Nowadays there is much speculation in Switzerland that the family is in decline. As pointed out in the display, the divorce rate stood at 52.7 per cent in 2006 (compared with 11 per cent in 1964) and the number of births stood at 73,713 (1964: 111,167).

However, this is not the view of psychologist Pasqualina Perrig-Chiello.

The Bern University professor chaired the five-year National Research Programme “Children, Adolescents and Generational Relations in a Changing Society”, the first study of its kind in Switzerland. Some of its results – it only concluded a few months ago – are on show at the exhibition.

“Normal model”

“The data shows that in the past two decades there is something like a ‘normal model’ of the family, which is a married couple with their children,” Perrig-Chiello told swissinfo. “Four-fifths of all children under 18 in Switzerland live in such a family.”

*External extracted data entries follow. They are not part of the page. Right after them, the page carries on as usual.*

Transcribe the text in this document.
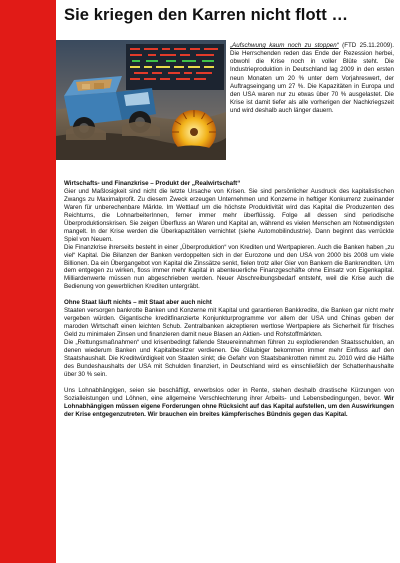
Sie kriegen den Karren nicht flott …
„Aufschwung kaum noch zu stoppen“ (FTD 25.11.2009). Die Herrschenden reden das Ende der Rezession herbei, obwohl die Krise noch in voller Blüte steht. Die Industrieproduktion in Deutschland lag 2009 in den ersten neun Monaten um 20 % unter dem Vorjahreswert, der Auftragseingang um 27 %. Die Kapazitäten in Europa und den USA waren nur zu etwas über 70 % ausgelastet. Die Krise ist damit tiefer als alle vorherigen der Nachkriegszeit und wird deshalb auch länger dauern.

Wirtschafts- und Finanzkrise – Produkt der „Realwirtschaft“

Gier und Maßlosigkeit sind nicht die letzte Ursache von Krisen. Sie sind persönlicher Ausdruck des kapitalistischen Zwangs zu Maximalprofit. Zu diesem Zweck erzeugen Unternehmen und Konzerne in heftiger Konkurrenz zueinander Waren für unberechenbare Märkte. Im Wettlauf um die höchste Produktivität wird das Kapital die Produzenten des Reichtums, die LohnarbeiterInnen, ferner immer mehr überflüssig. Folge all dessen sind periodische Überproduktionskrisen. Sie zeigen Überfluss an Waren und Kapital an, während es vielen Menschen am Notwendigsten mangelt. In der Krise werden die Überkapazitäten vernichtet (siehe Automobilindustrie). Dann beginnt das verrückte Spiel von Neuem.

Die Finanzkrise ihrerseits besteht in einer „Überproduktion“ von Krediten und Wertpapieren. Auch die Banken haben „zu viel“ Kapital. Die Bilanzen der Banken verdoppelten sich in der Eurozone und den USA von 2000 bis 2008 um viele Billionen. Da ein Übergangebot von Kapital die Zinssätze senkt, fielen trotz aller Gier von Bankern die Bankrenditen. Um dem entgegen zu wirken, floss immer mehr Kapital in abenteuerliche Finanzgeschäfte ohne Einsatz von Eigenkapital. Milliardenwerte müssen nun abgeschrieben werden. Neuer Abschreibungsbedarf entsteht, weil die Krise auch die Bedienung von gewerblichen Krediten untergräbt.

Ohne Staat läuft nichts – mit Staat aber auch nicht

Staaten versorgen bankrotte Banken und Konzerne mit Kapital und garantieren Bankkredite, die Banken gar nicht mehr vergeben würden. Gigantische kreditfinanzierte Konjunkturprogramme vor allem der USA und Chinas geben der maroden Wirtschaft einen leichten Schub. Zentralbanken akzeptieren wertlose Wertpapiere als Sicherheit für frisches Geld zu minimalen Zinsen und finanzieren damit neue Blasen an Aktien- und Rohstoffmärkten.

Die „Rettungsmaßnahmen“ und krisenbedingt fallende Steuereinnahmen führen zu explodierenden Staatsschulden, an denen wiederum Banken und Kapitalbesitzer verdienen. Die Gläubiger bekommen immer mehr Einfluss auf den Staatshaushalt. Die Kreditwürdigkeit von Staaten sinkt; die Gefahr von Staatsbankrotten nimmt zu. 2010 wird die Hälfte des Bundeshaushalts der USA mit Schulden finanziert, in Deutschland wird es einschließlich der Schattenhaushalte über 30 % sein.

Uns Lohnabhängigen, seien sie beschäftigt, erwerbslos oder in Rente, stehen deshalb drastische Kürzungen von Sozialleistungen und Löhnen, eine allgemeine Verschlechterung ihrer Arbeits- und Lebensbedingungen, bevor. Wir Lohnabhängigen müssen eigene Forderungen ohne Rücksicht auf das Kapital aufstellen, um den Auswirkungen der Krise entgegenzutreten. Wir brauchen ein breites kämpferisches Bündnis gegen das Kapital.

There is also no evidence of an “intergenerational war” between the older and younger generations, she said.

The study highlighted some problems, such as paradox childrearing – when parents have high demands of their children but don’t give them enough support – which can lead to physical and mental problems among young people. This affects one in seven children, said Perrig-Chiello.

Educational opportunities and social mobility were also found to still be strongly dependent on social and economic background – a surprising result for rich Switzerland, she added.

Only one in ten children of low-income families make it into the top secondary schools, compared with 60 per cent of middle and upper income children, it was found.

Overall, the demands on families have steadily increased, said the psychologist. It is taken for granted that family units are financially, morally and socially responsible for their members.

“At the same time we don’t have great efforts on the level of infrastructure to help families do this job,” said Perrig-Chiello, pointing to the estimated 50,000 shortfall in crèche places.

The professor nevertheless believes that the outlook for families is good, bound as they are by love, sharing and the need to belong.

Spillmann agrees. “Families are an anthropological constant and will exist as long as human beings exist.”

swissinfo, Isobel Leybold-Johnson in Zurich

Families – the constant is change runs at the National Museum in Zurich until September 14.

It is organised jointly with the National Research Programme 52 on Childhood, Youth and Intergenerational Relations in a Changing Society, which lasted from 2003-08.

It covers the development of the family in Switzerland from the perspective of social and cultural history since 1750.

Opening hours: Tuesday-Sunday 10am-5pm, Thursday to 7pm. Monday closed, open on holidays. Events are also organised around the exhibition.